Denver's police chief and colleagues from the region repeatedly asked at a community forum Tuesday for help stamping out bad policing.
Chief Robert White, who has stepped up such community outreach since his officers killed a 17-year-old girl early this year, sparking a series of angry protests, listened for two hours as Denver-area residents described encounters that have left them wary of police.
"We need your eyes and ears," White said, urging those with complaints to come forward quickly.
Tajh Fisher, 24, was a teenager walking near his central Denver home when he said an officer stopped him and seemed intent on escalating the encounter into a confrontation. Fisher was not arrested and his mother later called his local station to complain, but never received a call back.
Fisher said the experience still colors his opinion of police, and that like many other young black men he has been repeatedly stopped since. He said he has managed to defuse tension by being respectful, even if he thinks he should not have been stopped.
"I still get nervous when I see the lights. I hope that stops," he said.
Pastor Chris Hill, who organized the forum in his Denver-area church of the national Potter's House network, told White and five other top law enforcement officers seated on stage that people like Fisher carry such experiences for years.
"Then you wonder why you have an explosion," he said.
In an interview before the forum, Hill said he hoped that as leader of a multicultural congregation of 7,000 that includes a large number of police officers as well as of teens and young adults, he could help start a healing conversation.
About 600 people, many of them black, offered a warm welcome to White and other law enforcement officials. The meeting ended with the six top officers holding hands, heads bowed, as Hill offered a prayer for peace.
Hill, who is black, said his police officer father was seriously injured on duty years ago. He said his son, a 20-year-old Howard University political science major, doesn't like to visit home because he feels targeted by Denver police because of his race, saying he gets pulled over more in Denver than when he is at school in Washington, D.C.
Since January, White has attended several meetings like the one at Potter's House, some organized by community activists, politicians and church leaders. In January, Jessica Hernandez, a suburban Denver high school student, was shot while driving a stolen car in an alley. According to police, officers approached the car and opened fire after Hernandez drove at an officer, who suffered a leg fracture.
The department is investigating, but Hernandez's family wants a federal probe. Colorado lawmakers are considering having special prosecutors, rather than local district attorneys who work daily with police, determine whether charges should be filed in such cases.
Denver has about eight officer-involved shootings a year, according to the district attorney's office. Only three — two fatal — led to criminal charges in the past 40 years, all decades ago.
After Hernandez's death, White said he wanted to create more opportunities for officers to interact with the community.
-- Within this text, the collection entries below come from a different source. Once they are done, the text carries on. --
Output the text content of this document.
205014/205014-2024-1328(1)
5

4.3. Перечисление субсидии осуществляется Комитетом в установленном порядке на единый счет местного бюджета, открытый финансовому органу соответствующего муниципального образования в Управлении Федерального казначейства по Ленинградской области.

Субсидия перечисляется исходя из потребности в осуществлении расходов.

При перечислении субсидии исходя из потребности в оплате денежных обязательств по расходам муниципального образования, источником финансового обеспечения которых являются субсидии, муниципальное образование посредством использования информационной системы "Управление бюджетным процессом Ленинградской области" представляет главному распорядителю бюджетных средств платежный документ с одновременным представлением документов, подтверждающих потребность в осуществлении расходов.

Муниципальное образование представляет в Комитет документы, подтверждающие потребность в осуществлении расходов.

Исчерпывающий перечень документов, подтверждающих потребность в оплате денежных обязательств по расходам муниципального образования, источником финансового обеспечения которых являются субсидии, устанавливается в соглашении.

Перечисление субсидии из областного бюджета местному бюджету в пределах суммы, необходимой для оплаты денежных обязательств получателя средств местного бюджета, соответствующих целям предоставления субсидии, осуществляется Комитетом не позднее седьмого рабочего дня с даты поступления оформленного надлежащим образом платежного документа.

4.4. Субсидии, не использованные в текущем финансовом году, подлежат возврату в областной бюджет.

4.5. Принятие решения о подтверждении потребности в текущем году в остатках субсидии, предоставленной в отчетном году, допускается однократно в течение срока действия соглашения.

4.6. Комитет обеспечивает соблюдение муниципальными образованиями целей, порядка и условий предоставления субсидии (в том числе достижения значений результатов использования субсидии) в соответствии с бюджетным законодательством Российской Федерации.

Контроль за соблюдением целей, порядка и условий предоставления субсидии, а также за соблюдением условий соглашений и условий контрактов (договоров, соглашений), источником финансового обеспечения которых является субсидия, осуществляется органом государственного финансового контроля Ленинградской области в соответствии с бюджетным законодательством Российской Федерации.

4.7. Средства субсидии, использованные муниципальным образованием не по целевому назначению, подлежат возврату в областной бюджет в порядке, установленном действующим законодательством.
Chuck Drago, a police practices consultant and former chief in Oviedo, Florida, said community policing works, but shrinking budgets have meant cuts in manpower and time police can devote to building bridges.
"I think we're seeing the symptoms of that across the country" in complaints about police brutality, Drago said.
In Denver, officials note that community policing requires adequate staff in a city that had to freeze training at its police academy from 2008 to 2013.
White, who is black, came to Denver in 2011 after top positions in Washington, D.C.; Greensboro, North Carolina; and Louisville, Kentucky. His civilian boss, Denver safety department director Stephanie O'Malley, is only half joking when she says White is so eager to reach out that he'll give his mobile telephone number to just about anyone.
O'Malley acknowledged White has had to win over rank-and-file officers who face a cultural shift. They are being encouraged to use alternatives to deadly force even when such force might be justified.